Mais l'Allemagne n'abdique jamais, d'autant plus que son meilleur atout offensif (Rummenigge, laissé sur le banc car blessé) vient de faire sa rentrée. Les Français ne changent pas une stratégie qui a jusqu'alors porté ses fruits et continuent d'attaquer.

 

Mais deux fautes successives non sifflées (pourtant évidentes) sur les attaquants tricolores permettent à la Mannschaft de récupérer la balle et lancer une contre-attaque fulgurante conclue victorieusement par... Rummenigge (103e).

 

Il reste 17 minutes à jouer et celles-ci vont être interminables ! Le match a radicalement changé avec la réduction du score, les Allemands campent dans le camp français et l'inévitable survient. Après une tête de l'immense Hrubesch, Fischer réussit un extraordinaire retourné acrobatique pour égaliser, crucifiant une nation entière.

 

Les dernières minutes de la rencontre sont un calvaire pour le onze tricolore qui tient néanmoins. Pour la première fois de l'histoire une rencontre de cette importance va se jouer aux tirs aux buts !

 

Les sanglots longs...

 

Une fois encore, le destin semble sourire à la France avec l'échec de Stielike, le troisième tireur allemand après que les Français ont réussi leur trois premières tentatives. Mais Didier Six échoue à son tour, une fois encore tout est à refaire...

 

Platini et Rummenigge réussissent leur tir au but. C'est à Maxime Bossis, l'inébranlable défenseur qui a signé un match, parfait de s'élancer... et buter sur le portier adverse. Horst Hrubesch réussit l'ultime pénalty et propulse l'Allemagne en finale.

 

Que dire de la détresse qui s'est emparée des joueurs de l'équipe de France et de tout un peuple ? Les mots sont impuissants à décrire la tragédie vécue par les héros d'une nuit d'été inscrite dorénavant dans l'inconscient collectif d'une nation.
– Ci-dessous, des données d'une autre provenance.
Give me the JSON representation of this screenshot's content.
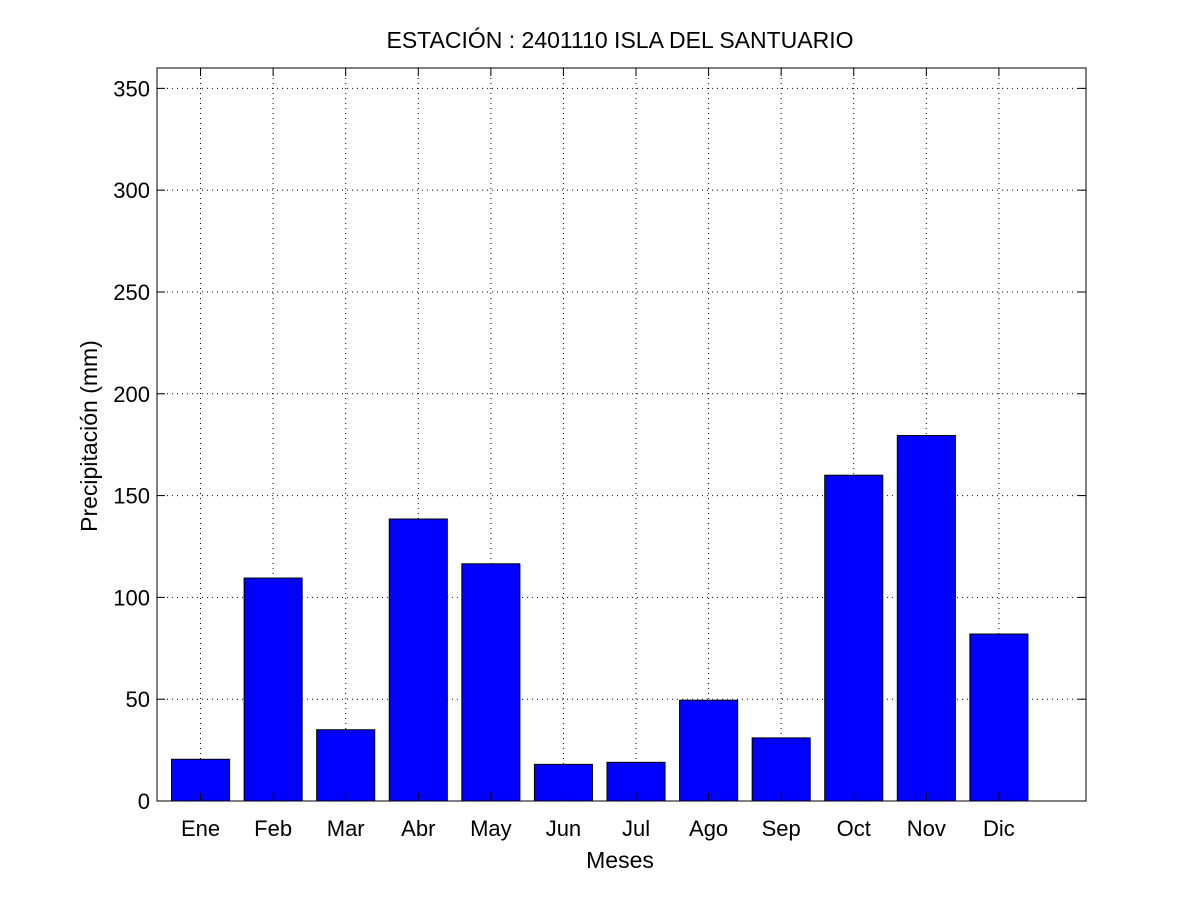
{
  "chart_data": {
    "type": "bar",
    "title": "ESTACIÓN :  2401110  ISLA DEL SANTUARIO",
    "xlabel": "Meses",
    "ylabel": "Precipitación (mm)",
    "categories": [
      "Ene",
      "Feb",
      "Mar",
      "Abr",
      "May",
      "Jun",
      "Jul",
      "Ago",
      "Sep",
      "Oct",
      "Nov",
      "Dic"
    ],
    "values": [
      20.5,
      109.5,
      35,
      138.5,
      116.5,
      18,
      19,
      49.5,
      31,
      160,
      179.5,
      82
    ],
    "ylim": [
      0,
      360
    ],
    "yticks": [
      0,
      50,
      100,
      150,
      200,
      250,
      300,
      350
    ],
    "grid": true,
    "bar_color": "#0000ff"
  }
}
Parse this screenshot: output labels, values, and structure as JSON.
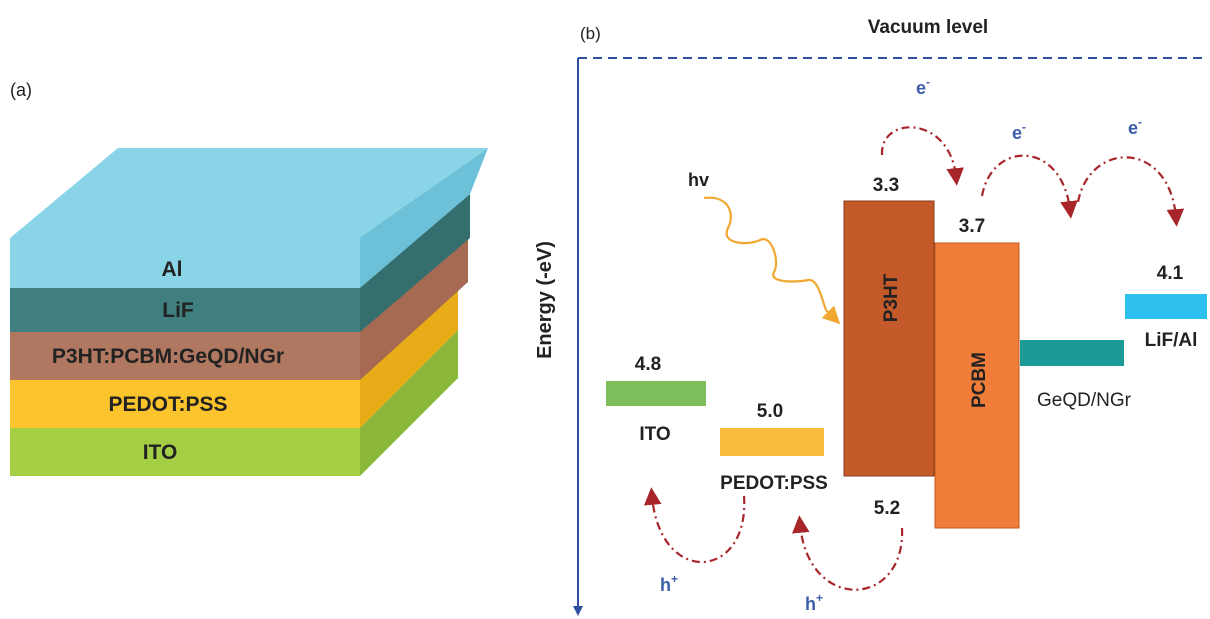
{
  "panel_a": {
    "label": "(a)",
    "layers": {
      "al": "Al",
      "lif": "LiF",
      "active": "P3HT:PCBM:GeQD/NGr",
      "pedot": "PEDOT:PSS",
      "ito": "ITO"
    },
    "colors": {
      "al": "#8ad4e8",
      "lif": "#3f7f7f",
      "active": "#b07860",
      "pedot": "#fcc42c",
      "ito": "#a4cf44"
    }
  },
  "panel_b": {
    "label": "(b)",
    "vacuum_label": "Vacuum level",
    "axis_label": "Energy (-eV)",
    "materials": {
      "ito": {
        "label": "ITO",
        "level": "4.8",
        "color": "#7dbe5a"
      },
      "pedot": {
        "label": "PEDOT:PSS",
        "level": "5.0",
        "color": "#f8bc3c"
      },
      "p3ht": {
        "label": "P3HT",
        "lumo": "3.3",
        "homo": "5.2",
        "color": "#c45a2a"
      },
      "pcbm": {
        "label": "PCBM",
        "lumo": "3.7",
        "color": "#f07e3a"
      },
      "geqd": {
        "label": "GeQD/NGr",
        "color": "#1c9a98"
      },
      "lifal": {
        "label": "LiF/Al",
        "level": "4.1",
        "color": "#2ec0ee"
      }
    },
    "photon_label": "hv",
    "electron_label": "e",
    "electron_sup": "-",
    "hole_label": "h",
    "hole_sup": "+"
  }
}
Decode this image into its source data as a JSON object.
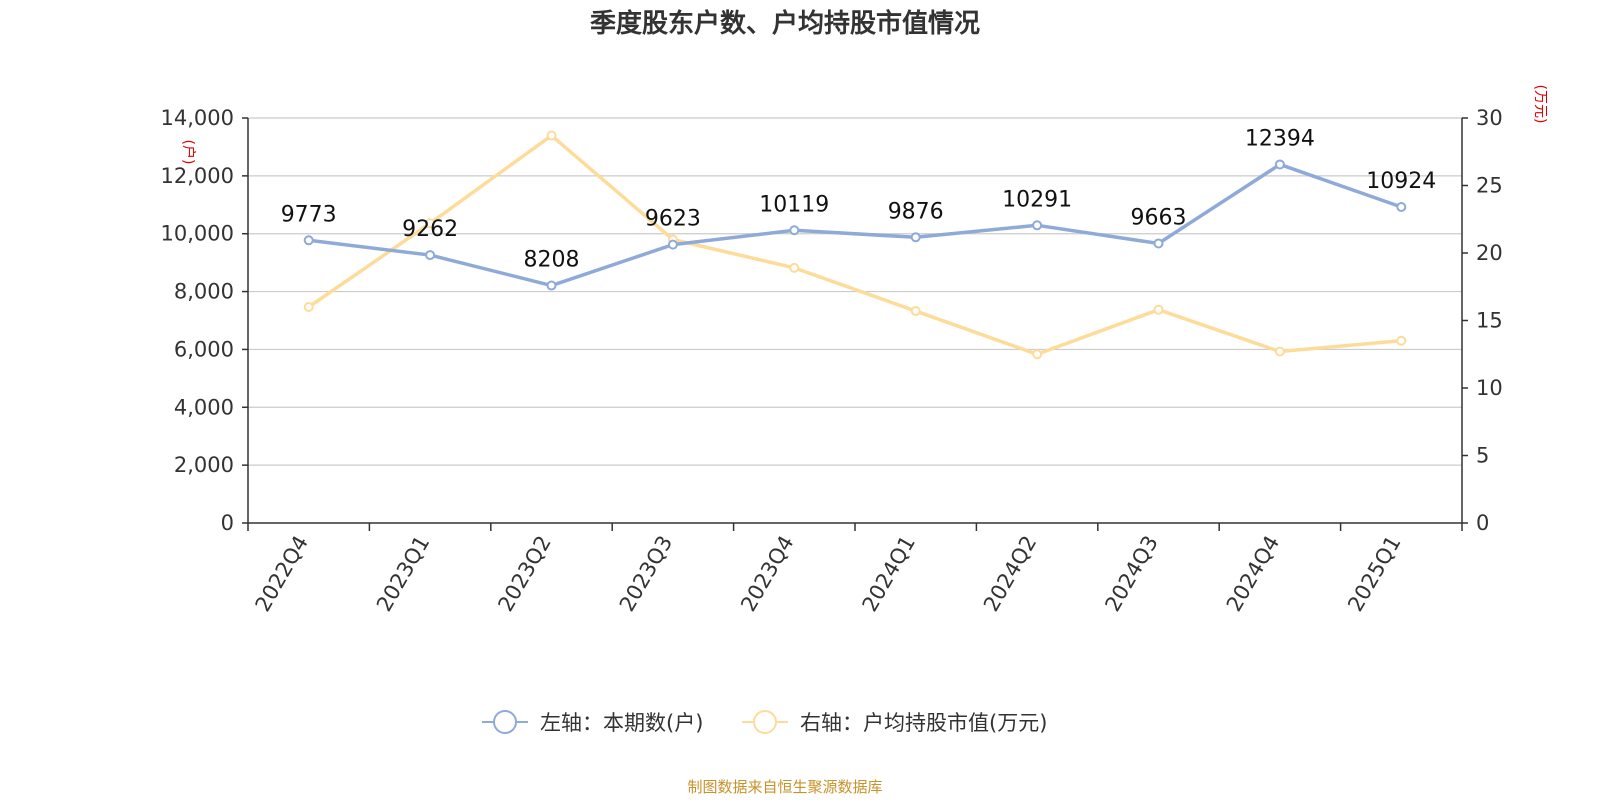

Les joueurs furent tellement abattus par le dénouement de cette magnifique mais cruelle rencontre, qu'ils se révélèrent incapables de batte la Pologne en match pour la troisième match.

 

Néanmoins, l'exceptionnel match des hommes d'Hidalgo prouva que les Français étaient capables de rivaliser avec les meilleures nations mondiales, conduisant deux ans plus tard l'équipe de France à remporter le titre olympique et surtout le championnat d'Europe, avant que Marseille puis le PSG ne se hissent sur le toit de l'Europe et que la bande à Zidane n'écrive l'histoire en bleu un soir de juillet 1998...

 

Quant à Schumacher (vainqueur avec l'Allemagne de l'Italie en finale), il lança à un journaliste venant de l'informer des blessures de Battiston "eh bien... je lui paiera ses couronnes."

 

L'équipe de France : Jean-Luc Ettori - Manuel Amoros, Marius Trésor, Maxime Bossis, Gérard Janvion - Jean Tigana, Bernard Genghini (puis Patrick Battiston et Christian Lopez), Alain Giresse, Michel Platini - Dominique Rocheteau, Didier Six.